Which is of course why they're about to get thoroughly investigated for cover-ups, protecting abusive clergy from scrutiny and the obstruction of police investigations.



Except of course, this actually why we have Royal Commissions and other public inquiries. To compel the giving of evidence and get to the bottom of secret and hidden things within institutions. How do you propose that, say, police corruption get exposed if people aren't compelled to give evidence?
Jehoshua is probably far more informed about the situation in Australia. The bishop is the highest administrative level for virtually everything, for example during the Great Depression many members of the Church including people within the Vatican wanted Father Coughlin gaged, but the bishop refused to do so to which the Church could do nothing.
 
I addressed the matter of confession on the ask a theologian thread (on the other off topic thread) quite recently actually so I won't go through the whole issue of confession, canon law and so forth here.

As to the royal commission I naturally support it, there has undeniably been a problem in the Church and in other institutions in the area of child sex abuse, and it needs to be addressed. That said the seal is inviolate and the chances of that changing for the Church are precisely nil.
 
I addressed the matter of confession on the ask a theologian thread (on the other off topic thread) quite recently actually so I won't go through the whole issue of confession, canon law and so forth here.

I haven't seen that thread. I'm curious if the Catholic obligation to report one's sins to another is unique. I know that other religions have a duty to enumerate their sins, but it doesn't always include reporting them to another person.
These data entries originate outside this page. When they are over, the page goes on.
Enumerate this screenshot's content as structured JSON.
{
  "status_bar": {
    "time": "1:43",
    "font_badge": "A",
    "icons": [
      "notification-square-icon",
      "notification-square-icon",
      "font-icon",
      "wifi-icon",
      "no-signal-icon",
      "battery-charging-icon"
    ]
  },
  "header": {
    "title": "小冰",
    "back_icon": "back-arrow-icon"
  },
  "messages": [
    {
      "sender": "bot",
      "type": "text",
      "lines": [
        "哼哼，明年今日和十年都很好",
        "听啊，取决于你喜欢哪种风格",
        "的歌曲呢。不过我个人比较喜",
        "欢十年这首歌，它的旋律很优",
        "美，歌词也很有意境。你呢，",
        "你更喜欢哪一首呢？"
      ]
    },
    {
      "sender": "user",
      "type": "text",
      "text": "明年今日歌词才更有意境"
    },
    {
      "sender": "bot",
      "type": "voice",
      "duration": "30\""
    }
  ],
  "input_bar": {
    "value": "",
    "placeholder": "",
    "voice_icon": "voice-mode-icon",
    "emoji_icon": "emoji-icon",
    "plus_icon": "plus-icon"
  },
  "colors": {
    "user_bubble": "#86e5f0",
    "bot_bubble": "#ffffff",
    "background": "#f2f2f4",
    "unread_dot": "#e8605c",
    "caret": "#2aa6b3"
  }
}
I'm thinking in particular of Yom Kippur which, while a practices of repentance, doesn't oblige a person to tell another of their personal sins directly (at least as far as I know).
 
I addressed the matter of confession on the ask a theologian thread (on the other off topic thread) quite recently actually so I won't go through the whole issue of confession, canon law and so forth here.

As to the royal commission I naturally support it, there has undeniably been a problem in the Church and in other institutions in the area of child sex abuse, and it needs to be addressed. That said the seal is inviolate and the chances of that changing for the Church are precisely nil.

Let's be clear; in the case of NSW at least, Catholic priests who do not report abuse that is confessed to them are currently breaching s 361 - they are already breaking the law. But they are not being prosecuted for that breach. So what is really happening is that Catholic priests are getting some special exemption that is not afforded to other members of society, in circumstances in which such priests have often failed to take action against said abuse, when the purpose of the law is to prevent this very sort of behaviour. Why should Catholic priests be above the law, or be allowed to break it?

What do you think would happen if there was no longer any special treatment for Catholicism?
 
Let's be clear; in the case of NSW at least, Catholic priests who do not report abuse that is confessed to them are currently breaching s 361 - they are already breaking the law. But they are not being prosecuted for that breach. So what is really happening is that Catholic priests are getting some special exemption that is not afforded to other members of society, in circumstances in which such priests have often failed to take action against said abuse, when the purpose of the law is to prevent this very sort of behaviour. Why should Catholic priests be above the law, or be allowed to break it?

What do you think would happen if there was no longer any special treatment for Catholicism?

If they start prosecuting priests for not breaking the seal of confession the Church would go underground and the time there would separate the wheat from the chaff.